In 1969, the North-American critic Philip W. Silver publishes and article in the journal Ínsula about what he refers to as the “Rodríguez-Brines Generation” in which he expresses his interest in the Zamoran poet. Later, in his introductory study to Selected Poems (Alianza, 1988) “La mirada sin dueño” (“The Gaze without Owner”), Philip Silver lends close attention to this poetry from a new perspective that does not elude the persistent presence of surrealist components. Silver insists on this trait to such an extent that, in his own words, “the true originality of Claudio Rodríguez’s poetry will remain unnoticed until his Rimbaudian-surrealist affinities are unfolded.”
Following this starting point, Silver not only accepts psychic automatism as the common resemblance factor between Claudio Rodríguez’s first book and Rimbaud’s poetry (beyond substantial differences regarding topics and meter), a fact already acknowledged by Bousoño. He also explains how the metaphorical process in Claudio Rodríguez derives from the “sustained metaphor” of irrational nature that the surrealists used. According to this, the key issue in the association of words was not meaning, but “stereotyped” and phonetic associations emerging from the poet’s inner world. In the case of Claudio Rodríguez, the statement agrees with the fact that the referent in his poems is not exactly reality but “an ideal, ineffable moment that precedes its creation”, what allows us to understand that the word universe of the poet does abide by the vision rather than the reason. Such move serves the purposes of a revelation difficult to formulate, save through pre-logical language within the threshold of a ma non troppo surrealist process, in Silver’s own words.
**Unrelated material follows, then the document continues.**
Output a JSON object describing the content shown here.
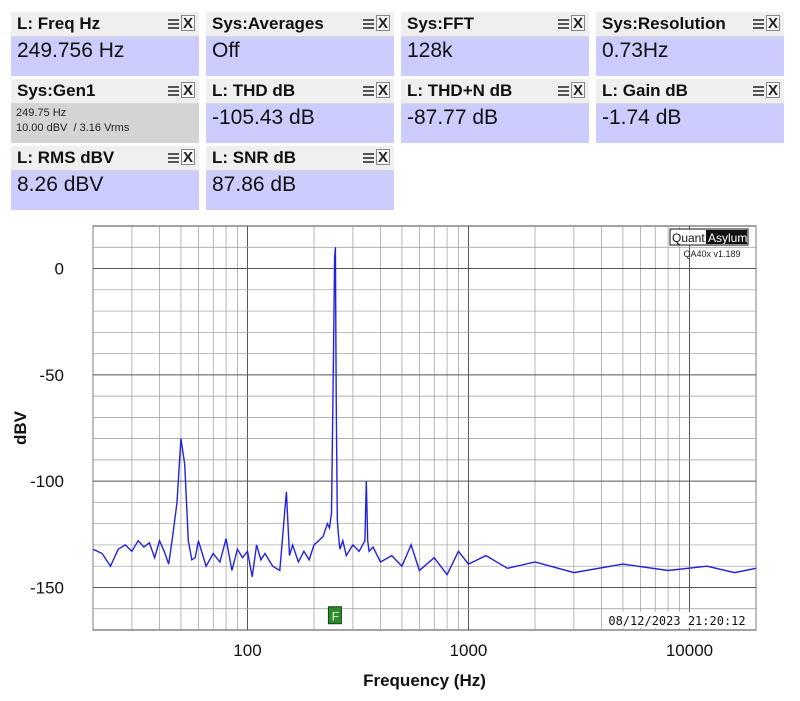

Of high interest is also the part in which Philip Silver points out the relevance of silence as a symptom of the ineffable. An “essential muteness” that allows us to see the allegorical nuance of this poetry ultimately as an allegory of the colossal distance between the word and the object; of the impossibility for a fusion of both, an attempt always destined to the failure in the poetic expression –silence included–. Such failure equally provokes the progressive discouragement of discourse, whose quest for the Self is annulled by strange factors that conceal the possibility of an unveiling, whether these be religion, progress, habit or politics, according to Silver: “Anything, except agape and eros, among what could provide a raison d'être, is considered a trick”.
This search for the unveiling of the Self in the poetry of Claudio Rodríguez is complemented by the certainty that only life, in all its manifestations, is fulfilled among any other possibilities. This perspective confers the measure of moral responsibility that allows for a view of Claudio’s work as “deep ontological poetry”, quoting Silver, while also rooted in an ideal of human solidarity “whose thumbnail image is the family”, an ideal “whose fulfillment is almost impossible in this world. That is the real leit motiv throughout the book Alliance and Condemnation”.
Later approaches by the North-American critic to the poetry of Claudio Rodríguez have followed this initial step, perhaps without such an explicit emphasis upon its surrealist values. In a 1991 review on Almost a Legend in which, despite its conciseness, the critic comments on the initial poem “Street without a Name”, he highlights the quest for the Self, who “is not properly distributed, there is too much up there and too little down here, while the playing poet (mystic) hops to see if he can reach that Self (…) parousia, which surrounds and holds everything, is invisible-ineffable and whose (all)presence can only be intuited by the poet.”
This way, Philip W. Silver has continued grasping the poetic corpus of Claudio Rodríguez as an ontological exercise of high coherence and full of interrelations that give its complete sense to those early verses of 1953: “Clarity always comes from the sky”.